By Arielle Tiangco for The Optimist Daily: Making Solutions the News

LEGO has been a building block of many happy childhood memories since the 1930s, but as the world reforms its views on sustainability and works toward a more eco-friendly future, LEGO is shifting its operations to meet new environmental expectations.

LEGO’s signature building blocks rely on fossil fuels to sustain the production of 100,000 tons of plastic bricks every year. Although their ideology on production has changed, these structural reforms cannot take place immediately, so the company is taking targeted small steps to move in the right direction.

Currently, the company is becoming greener by getting rid of plastic bags in their packaging by 2025. Niels B. Christiansen, CEO of LEGO says that their shift away from plastic is going well and that they are making good progress toward reaching other sustainability goals, such as achieving carbon-neutral manufacturing by next year and reducing all carbon emissions by 37 percent by 2032.

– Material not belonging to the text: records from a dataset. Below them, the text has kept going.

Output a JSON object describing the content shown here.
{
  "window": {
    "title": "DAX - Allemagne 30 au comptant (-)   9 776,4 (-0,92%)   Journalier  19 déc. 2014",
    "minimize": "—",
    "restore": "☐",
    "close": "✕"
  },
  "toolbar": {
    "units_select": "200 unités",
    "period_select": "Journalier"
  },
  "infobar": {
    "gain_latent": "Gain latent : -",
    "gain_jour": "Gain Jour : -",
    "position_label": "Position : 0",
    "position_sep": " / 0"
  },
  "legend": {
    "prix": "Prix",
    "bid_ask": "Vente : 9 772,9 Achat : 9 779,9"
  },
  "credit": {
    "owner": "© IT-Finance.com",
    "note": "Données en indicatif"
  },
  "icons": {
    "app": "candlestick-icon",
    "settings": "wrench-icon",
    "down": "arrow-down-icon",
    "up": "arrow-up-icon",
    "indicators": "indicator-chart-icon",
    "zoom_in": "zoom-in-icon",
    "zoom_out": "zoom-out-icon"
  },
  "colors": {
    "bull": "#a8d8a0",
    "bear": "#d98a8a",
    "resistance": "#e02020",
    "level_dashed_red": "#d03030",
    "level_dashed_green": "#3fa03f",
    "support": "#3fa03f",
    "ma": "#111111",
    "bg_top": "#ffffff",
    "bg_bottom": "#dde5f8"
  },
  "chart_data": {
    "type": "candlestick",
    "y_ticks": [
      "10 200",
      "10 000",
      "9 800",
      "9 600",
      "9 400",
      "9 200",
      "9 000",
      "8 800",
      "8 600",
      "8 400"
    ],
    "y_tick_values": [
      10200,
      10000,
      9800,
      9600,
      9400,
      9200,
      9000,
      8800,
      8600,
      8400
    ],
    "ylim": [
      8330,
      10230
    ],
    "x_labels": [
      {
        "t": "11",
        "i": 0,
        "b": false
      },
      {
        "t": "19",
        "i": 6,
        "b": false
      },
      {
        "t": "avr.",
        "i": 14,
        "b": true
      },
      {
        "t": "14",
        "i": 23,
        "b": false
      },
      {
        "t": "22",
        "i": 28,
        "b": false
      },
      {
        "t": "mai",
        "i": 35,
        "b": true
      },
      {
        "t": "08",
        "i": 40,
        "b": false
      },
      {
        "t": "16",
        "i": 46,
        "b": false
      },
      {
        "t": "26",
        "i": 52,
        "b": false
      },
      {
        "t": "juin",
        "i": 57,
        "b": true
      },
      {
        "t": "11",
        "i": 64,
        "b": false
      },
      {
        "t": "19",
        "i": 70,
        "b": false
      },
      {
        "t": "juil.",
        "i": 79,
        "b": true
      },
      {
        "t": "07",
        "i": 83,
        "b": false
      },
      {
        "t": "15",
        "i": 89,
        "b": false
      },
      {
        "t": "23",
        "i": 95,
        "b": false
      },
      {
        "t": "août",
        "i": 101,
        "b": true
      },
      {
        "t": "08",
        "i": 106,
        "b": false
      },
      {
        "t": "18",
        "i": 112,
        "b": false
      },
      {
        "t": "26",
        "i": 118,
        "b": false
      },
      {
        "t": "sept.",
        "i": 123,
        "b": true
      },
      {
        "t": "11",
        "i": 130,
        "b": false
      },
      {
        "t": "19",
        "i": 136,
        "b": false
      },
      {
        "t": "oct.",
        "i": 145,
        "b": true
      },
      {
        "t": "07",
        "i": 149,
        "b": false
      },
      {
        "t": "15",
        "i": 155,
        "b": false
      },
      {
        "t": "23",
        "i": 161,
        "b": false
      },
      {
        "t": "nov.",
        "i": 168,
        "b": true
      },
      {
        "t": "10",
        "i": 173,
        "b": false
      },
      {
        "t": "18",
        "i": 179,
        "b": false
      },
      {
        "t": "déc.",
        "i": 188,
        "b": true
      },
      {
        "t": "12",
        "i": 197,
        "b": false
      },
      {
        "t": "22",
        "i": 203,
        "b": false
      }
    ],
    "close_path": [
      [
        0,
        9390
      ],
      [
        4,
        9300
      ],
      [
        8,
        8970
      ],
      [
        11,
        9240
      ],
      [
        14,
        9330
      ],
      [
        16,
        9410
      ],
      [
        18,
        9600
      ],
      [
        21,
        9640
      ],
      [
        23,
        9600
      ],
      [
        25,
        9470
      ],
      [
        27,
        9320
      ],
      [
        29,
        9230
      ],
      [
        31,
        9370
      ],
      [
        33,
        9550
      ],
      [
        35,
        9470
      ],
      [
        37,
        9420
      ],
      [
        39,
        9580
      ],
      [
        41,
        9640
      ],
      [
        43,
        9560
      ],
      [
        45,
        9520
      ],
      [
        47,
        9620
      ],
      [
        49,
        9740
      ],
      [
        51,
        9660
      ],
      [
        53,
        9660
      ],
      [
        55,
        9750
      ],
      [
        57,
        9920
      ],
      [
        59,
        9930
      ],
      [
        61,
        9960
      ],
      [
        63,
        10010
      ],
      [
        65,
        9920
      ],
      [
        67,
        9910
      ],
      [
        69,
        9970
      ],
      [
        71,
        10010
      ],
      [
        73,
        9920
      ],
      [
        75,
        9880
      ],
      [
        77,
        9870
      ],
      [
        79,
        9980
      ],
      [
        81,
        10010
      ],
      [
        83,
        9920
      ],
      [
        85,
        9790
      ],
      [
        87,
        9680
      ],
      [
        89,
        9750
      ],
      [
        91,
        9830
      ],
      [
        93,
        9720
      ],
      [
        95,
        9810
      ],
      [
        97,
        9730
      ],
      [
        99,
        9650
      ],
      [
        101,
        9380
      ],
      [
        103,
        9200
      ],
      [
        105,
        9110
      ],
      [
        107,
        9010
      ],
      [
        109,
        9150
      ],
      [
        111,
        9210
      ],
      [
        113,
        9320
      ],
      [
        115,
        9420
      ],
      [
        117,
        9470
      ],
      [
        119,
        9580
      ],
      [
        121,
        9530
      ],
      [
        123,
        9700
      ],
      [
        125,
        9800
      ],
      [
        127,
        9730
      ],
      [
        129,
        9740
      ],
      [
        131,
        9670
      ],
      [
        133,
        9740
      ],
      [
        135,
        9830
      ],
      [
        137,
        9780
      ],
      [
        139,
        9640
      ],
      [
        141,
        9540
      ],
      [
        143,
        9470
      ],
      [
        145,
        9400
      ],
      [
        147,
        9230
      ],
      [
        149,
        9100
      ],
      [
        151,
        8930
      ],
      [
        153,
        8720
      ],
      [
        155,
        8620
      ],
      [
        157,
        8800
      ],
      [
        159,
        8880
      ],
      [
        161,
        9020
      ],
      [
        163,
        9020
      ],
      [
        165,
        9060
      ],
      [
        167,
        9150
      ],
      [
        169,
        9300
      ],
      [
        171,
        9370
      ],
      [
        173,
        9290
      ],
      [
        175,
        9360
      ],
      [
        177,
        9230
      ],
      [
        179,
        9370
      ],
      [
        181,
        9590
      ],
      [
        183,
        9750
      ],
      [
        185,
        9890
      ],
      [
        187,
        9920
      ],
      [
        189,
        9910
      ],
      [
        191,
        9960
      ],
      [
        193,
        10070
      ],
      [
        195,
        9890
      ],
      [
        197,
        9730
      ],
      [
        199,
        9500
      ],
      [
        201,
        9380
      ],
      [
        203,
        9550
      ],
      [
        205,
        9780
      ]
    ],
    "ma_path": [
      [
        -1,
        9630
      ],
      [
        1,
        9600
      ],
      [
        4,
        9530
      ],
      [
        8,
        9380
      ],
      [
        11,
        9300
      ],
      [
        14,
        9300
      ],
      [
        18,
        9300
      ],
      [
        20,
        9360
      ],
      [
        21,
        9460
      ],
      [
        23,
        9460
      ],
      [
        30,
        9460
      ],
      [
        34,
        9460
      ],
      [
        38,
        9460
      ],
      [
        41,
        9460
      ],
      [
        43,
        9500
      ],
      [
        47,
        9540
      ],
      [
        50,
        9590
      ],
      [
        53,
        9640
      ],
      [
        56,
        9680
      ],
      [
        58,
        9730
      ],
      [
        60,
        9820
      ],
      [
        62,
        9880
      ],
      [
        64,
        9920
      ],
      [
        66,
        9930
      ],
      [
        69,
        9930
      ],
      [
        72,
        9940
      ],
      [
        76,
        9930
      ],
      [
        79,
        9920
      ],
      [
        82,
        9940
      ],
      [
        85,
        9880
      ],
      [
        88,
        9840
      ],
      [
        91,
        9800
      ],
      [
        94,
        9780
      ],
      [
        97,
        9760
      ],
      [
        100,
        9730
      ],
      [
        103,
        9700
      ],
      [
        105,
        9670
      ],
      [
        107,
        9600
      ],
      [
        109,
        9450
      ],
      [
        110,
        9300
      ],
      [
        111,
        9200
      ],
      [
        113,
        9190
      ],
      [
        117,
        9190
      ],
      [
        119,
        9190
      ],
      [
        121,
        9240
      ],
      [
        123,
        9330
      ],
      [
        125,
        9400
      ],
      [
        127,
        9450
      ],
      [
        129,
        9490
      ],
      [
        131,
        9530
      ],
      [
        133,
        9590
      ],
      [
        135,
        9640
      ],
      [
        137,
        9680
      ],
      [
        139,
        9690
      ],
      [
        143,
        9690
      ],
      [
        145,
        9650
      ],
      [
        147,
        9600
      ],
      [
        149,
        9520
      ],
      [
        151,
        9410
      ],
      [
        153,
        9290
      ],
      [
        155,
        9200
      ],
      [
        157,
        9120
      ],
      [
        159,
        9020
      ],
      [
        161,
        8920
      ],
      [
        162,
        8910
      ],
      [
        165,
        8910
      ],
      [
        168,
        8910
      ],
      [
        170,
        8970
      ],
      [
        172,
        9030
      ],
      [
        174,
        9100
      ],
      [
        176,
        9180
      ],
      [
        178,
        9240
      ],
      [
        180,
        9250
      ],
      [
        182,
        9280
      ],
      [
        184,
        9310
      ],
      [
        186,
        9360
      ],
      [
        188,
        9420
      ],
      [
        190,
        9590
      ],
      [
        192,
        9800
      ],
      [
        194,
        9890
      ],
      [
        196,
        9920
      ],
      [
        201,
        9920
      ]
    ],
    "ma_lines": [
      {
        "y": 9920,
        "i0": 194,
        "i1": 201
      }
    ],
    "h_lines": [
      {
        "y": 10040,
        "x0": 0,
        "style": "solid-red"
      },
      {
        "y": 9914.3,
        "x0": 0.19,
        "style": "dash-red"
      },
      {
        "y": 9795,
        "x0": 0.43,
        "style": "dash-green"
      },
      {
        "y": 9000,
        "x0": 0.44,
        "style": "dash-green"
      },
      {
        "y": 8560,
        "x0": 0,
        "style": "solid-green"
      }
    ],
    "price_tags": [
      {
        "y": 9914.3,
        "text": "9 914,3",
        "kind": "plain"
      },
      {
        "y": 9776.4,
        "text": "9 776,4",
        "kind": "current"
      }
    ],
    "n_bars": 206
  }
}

The family-owned business has set a goal to have an environmentally friendly, oil-free product by 2030, and has dedicated $400 million and a team of 100 people to reach this goal within their self-imposed timeline.

LEGO is experiencing record-high sales during this pandemic as many people look for creative outlets within their homes, and their loyal customers have expressed concern for the company’s environmental practices.

“The feedback we get from our customers is very clear,” Christiansen says. “The younger kids are, the more direct they are with their views on green transition and sustainability.”

If you want to support LEGO by making a purchase, but do not want to invest in a plastic set, the company has launched its Botanical Collection made up of mindfully designed plant-based pieces.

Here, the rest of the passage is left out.